Eric Hibit’s work celebrates the natural world by adorning it with an abundant splendor. From a distance, Hibit’s work may appear straightforward, however, close examination reveals intricate detail and precise mark making. Hibit often adds three-dimensional materials of low-brow quality to glorify the beauty of his subjects. In this way, Hibit begs the viewer to look closely at the individual parts that make up the whole. Drawing inspiration from art forms of the Eastern world, Hibit examines basic elements of the human experience, awarding them a lavish representation. He is interested in showing how changing palette effects composition and mood, using saturated colors to dramatize his subjects and bring attention to the richness of life
Hunter Potter’s paintings tell the stories of human experiences that are often lost in the day-to-day hustle. Potter gives voice to the minutia of life, beckoning viewers to revel in pleasantries that are so easily overlooked today. Using his own upbringing as a jumping off point, Potter pays tribute to the blue collar, hard-working backbone that continues to push our country forward. Potter combines bold, painterly brushstrokes with geometric figures to create tales that take on a life of their own. He blends style, technique, and medium in order for the viewer to slow down and take in the work for all of its separate yet cohesive elements.

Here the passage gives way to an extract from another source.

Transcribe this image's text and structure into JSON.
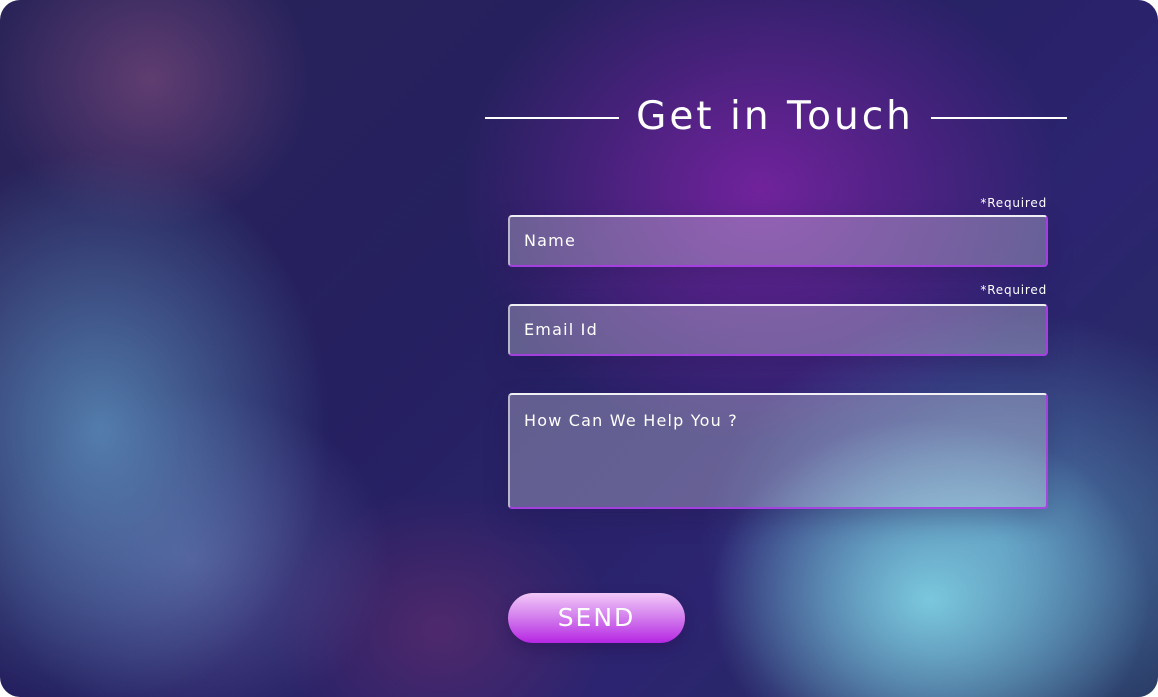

WILLIAM BURNSIDE BOLTON (b. 1979, Columbia, SC) lives and works in Lambertville, NJ. He received a BFA in painting from the College of Charleston and an MFA from The New York Academy of Art. Bolton has had solo exhibitions at Gates Gallery (Colora, MD) and Farm Project Space + Gallery (Wellfleet, MA). He has also been in group exhibitions at Wilkinson Gallery (New York, NY), RH Gallery (New York, NY), and at Sotheby’s Auction House (New York, NY).
NEIL HAMAMOTO (b. 1993, New York, NY) lives and works in New York, NY. He received a BS in mechanical engineering from Stanford University. Hamamoto has had a solo exhibition at OnCanal Projects (New York, NY) and has been a part of group exhibitions at Nonfinito Gallery (New York, NY) and the Nautilus Hotel, Art Basel (Miami, FL). Hamamoto owns and operates worthless studios, a studio in New York that challenges the boundaries and expectations of its artists.
ERIC HIBIT (1976, Rochester, NY) lives and works in Brooklyn, NY. He received a BFA from Corcoran College of Art + Design and an MFA from Yale University School of Art. Hibit has had solo exhibitions at C24 Gallery (New York, NY) and Anna Kustera (New York, NY). He has also been in group exhibitions at Soloway (Brooklyn, NY), Deanna Evans Projects (Brooklyn, NY), Smack Mellon (New York, NY), among others.
HUNTER POTTER (b. 1990, Syracuse, NY) lives and works in Brooklyn, NY. He received a BA from the University of Vermont. Potter has had a solo exhibition at Chinatown Soup (New York, NY) and has been a part of group exhibitions at Greenpoint Gallery (Brooklyn, NY) and Gear Factory (Syracuse, NY).
MARIA VOGEL is an independent curator, writer, and art consultant. Vogel is the Executive Editor of Art of Choice, an Editorial-Driven Art Advisory dedicated to democratizing the way art is exchanged. She is also the Assistant Curator of The Salon at The Wing. Vogel has interviewed such artists as Doug Aitken, Erwin Wurm, Xaviera Simmons, and Richard Tuttle. She is passionate about discovering, engaging with, and connecting new and emerging artists in New York City and beyond.